The discovery emerged from a two-year study, published in PloS Medicine, which examined the effects of water quality, sanitation, handwashing and nutritional interventions on rates of intestinal worm and Giardia infections in rural Kenya. Water treatment alone was sufficient to cause an 18 percent reduction in infection rates in roundworm (Ascaris) infections; the reduction was 22 percent when water treatment was combined with improved sanitation and handwashing with soap. None of the interventions reduced the prevalence of Giardia infections among the young children studied.

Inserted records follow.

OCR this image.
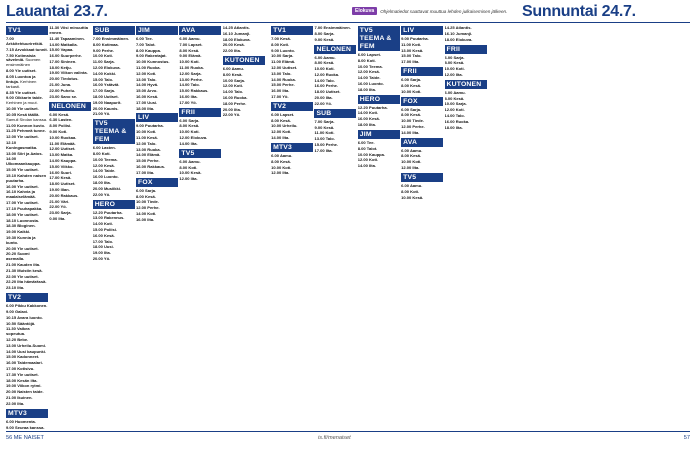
Lauantai 23.7.	Elokuva	Ohjelmatiedot saattavat muuttua lehden julkaisemisen jälkeen. Sunnuntai 24.7.
TV1
7.00 Arkkitehtuuriretkiä.
7.15 Arvokkaat tunnit.
7.50 Kotimaisia sävelmiä. Suomen ensimmäinen
8.00 Yle uutiset.
8.05 Luontoa ja lintuja. Kerhinen tarkasti.
8.35 Yle uutiset.
9.00 Olkkarin taide. Kerhinen ja muut.
10.00 Yle uutiset.
10.05 Kesä täällä. Samuli Sirolan kanssa.
11.00 Kunnon kuvio.
11.25 Pehmeä tunne.
12.00 Yle uutiset.
12.10 Kuningasmatka.
13.00 Siiri ja Aatos.
14.00 Ulkomaankauppa.
15.00 Yle uutiset.
15.10 Kahden naisen puutarha.
16.00 Yle uutiset.
16.10 Kahvia ja maalaiselämää.
17.00 Yle uutiset.
17.10 Puuhapakka.
18.00 Yle uutiset.
18.10 Luonnosta.
18.30 Bloginen.
19.00 Kaikki.
19.30 Kunnia ja kunto.
20.00 Yle uutiset.
20.20 Suomi asemalla.
21.00 Kauden ilta.
21.30 Muistin kesä.
22.00 Yle uutiset.
22.20 Ilta hämärässä.
23.10 Ilta.
TV2
6.00 Pikku Kakkonen.
9.00 Galaxi.
10.15 Avara luonto.
10.50 Sääntöjä.
11.30 Vaikea sopeutua.
12.20 Bebe.
13.00 Urheilu-Suomi.
14.00 Uusi kaupunki.
15.00 Kadonneet.
16.00 Taidemaalari.
17.00 Kotisivu.
17.30 Yle uutiset.
18.00 Kesän ilta.
19.00 Viikon rytmi.
20.00 Naisten taide.
21.00 Ikuinen.
22.00 Ilta.
MTV3
6.00 Huomenta.
9.00 Seuraa kanssa.
11.30 Viisi minuuttia ennen.
11.40 Tapaaminen.
14.00 Matkalla.
15.00 Vapaa.
16.00 Suurperhe.
17.00 Sininen.
18.00 Ketju.
19.00 Viikon valinta.
20.00 Tiedotus.
21.00 Juna.
22.00 Puhelu.
23.00 Sano se.
NELONEN
6.00 Kesä.
6.30 Lasten.
8.00 Poliisi.
9.00 Koti.
10.00 Ruokaa.
11.00 Elämää.
12.00 Uutiset.
13.00 Matka.
14.00 Kauppa.
15.00 Viikko.
16.00 Suuri.
17.00 Kesä.
18.00 Uutiset.
19.00 Illan.
20.00 Rakkaus.
21.00 Väri.
22.00 Yö.
23.00 Sarja.
0.00 Ilta.
SUB
7.00 Ensimmäinen.
8.00 Kotimaa.
9.00 Perhe.
10.00 Koti.
11.00 Sarja.
12.00 Elokuva.
14.00 Kokki.
15.00 Talo.
16.00 Ystävät.
17.00 Sarja.
18.00 Uutiset.
19.00 Naapurit.
20.00 Kaunis.
21.00 Yö.
TV5 TEEMA & FEM
6.00 Lasten.
8.00 Koti.
10.00 Teema.
12.00 Kesä.
14.00 Taide.
16.00 Luonto.
18.00 Ilta.
20.00 Musiikki.
22.00 Yö.
HERO
12.20 Puutarha.
13.00 Rakennus.
14.00 Koti.
15.00 Poliisi.
16.00 Kesä.
17.00 Talo.
18.00 Uusi.
19.00 Ilta.
20.00 Yö.
JIM
6.00 Tee.
7.00 Talot.
8.00 Kauppa.
9.00 Rakentajat.
10.00 Kunnostus.
11.00 Ruoka.
12.00 Koti.
13.00 Talo.
14.00 Hyvä.
15.00 Arvo.
16.00 Kesä.
17.00 Uusi.
18.00 Ilta.
LIV
9.00 Puutarha.
10.00 Koti.
11.00 Kesä.
12.00 Talo.
13.00 Ruoka.
14.00 Elämä.
15.00 Perhe.
16.00 Rakkaus.
17.00 Ilta.
FOX
6.00 Sarja.
8.00 Kesä.
10.00 Tiede.
12.00 Perhe.
14.00 Koti.
16.00 Ilta.
AVA
6.00 Aamu.
7.00 Lapset.
8.00 Kesä.
9.00 Elämä.
10.00 Koti.
11.00 Ruoka.
12.00 Sarja.
13.00 Perhe.
14.00 Talo.
15.00 Rakkaus.
16.00 Ilta.
17.00 Yö.
FRII
6.00 Sarja.
8.00 Kesä.
10.00 Koti.
12.00 Elokuva.
14.00 Ilta.
TV5
6.00 Aamu.
8.00 Koti.
10.00 Kesä.
12.00 Ilta.
14.25 Atlantis.
16.10 Jumanji.
18.00 Elokuva.
20.00 Kesä.
22.00 Ilta.
KUTONEN
6.00 Aamu.
8.00 Kesä.
10.00 Sarja.
12.00 Koti.
14.00 Talo.
16.00 Ruoka.
18.00 Perhe.
20.00 Ilta.
22.00 Yö.
TV1
7.00 Kesä.
8.00 Koti.
9.00 Luonto.
10.00 Sarja.
11.00 Elämä.
12.00 Uutiset.
13.00 Talo.
14.00 Ruoka.
15.00 Perhe.
16.00 Ilta.
17.00 Yö.
TV2
6.00 Lapset.
8.00 Kesä.
10.00 Urheilu.
12.00 Koti.
14.00 Ilta.
MTV3
6.00 Aamu.
8.00 Kesä.
10.00 Koti.
12.00 Ilta.
7.00 Ensimmäinen.
8.00 Sarja.
9.00 Kesä.
NELONEN
6.00 Aamu.
8.00 Kesä.
10.00 Koti.
12.00 Ruoka.
14.00 Talo.
16.00 Perhe.
18.00 Uutiset.
20.00 Ilta.
22.00 Yö.
SUB
7.00 Sarja.
9.00 Kesä.
11.00 Koti.
13.00 Talo.
15.00 Perhe.
17.00 Ilta.
TV5 TEEMA & FEM
6.00 Lapset.
8.00 Koti.
10.00 Teema.
12.00 Kesä.
14.00 Taide.
16.00 Luonto.
18.00 Ilta.
HERO
12.20 Puutarha.
14.00 Koti.
16.00 Kesä.
18.00 Ilta.
JIM
6.00 Tee.
8.00 Talot.
10.00 Kauppa.
12.00 Koti.
14.00 Ilta.
LIV
9.00 Puutarha.
11.00 Koti.
13.00 Kesä.
15.00 Talo.
17.00 Ilta.
FRII
6.00 Sarja.
8.00 Kesä.
10.00 Koti.
FOX
6.00 Sarja.
8.00 Kesä.
10.00 Tiede.
12.00 Perhe.
14.00 Ilta.
AVA
6.00 Aamu.
8.00 Kesä.
10.00 Koti.
12.00 Ilta.
TV5
6.00 Aamu.
8.00 Koti.
10.00 Kesä.
14.25 Atlantis.
16.10 Jumanji.
18.00 Elokuva.
FRII
6.00 Sarja.
8.00 Kesä.
10.00 Koti.
12.00 Ilta.
KUTONEN
6.00 Aamu.
8.00 Kesä.
10.00 Sarja.
12.00 Koti.
14.00 Talo.
16.00 Ruoka.
18.00 Ilta.
56 ME NAISET	is.fi/menaiset	57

Intestinal worm and protozoan infections affect more than 1 billion children worldwide and are associated with stunted growth and impaired cognitive development. These parasites often reside in the soil and contaminated drinking water or fecal-contaminated surfaces and lead to common infections in children in low resource settings. High re-infection rates have prevented school-based mass drug administration programs from controlling the transmission of these parasitic infections. The study authors hypothesized that improved water quality, sanitation, hygiene and/or nutrition could interrupt the environmental transmission of parasites, but few trials evaluating these interventions have measured actual infections as an outcome. In contrast to aggressive medical treatment programs, the water treatment, sanitation, and handwashing approaches represent a sustainable approach to disease control.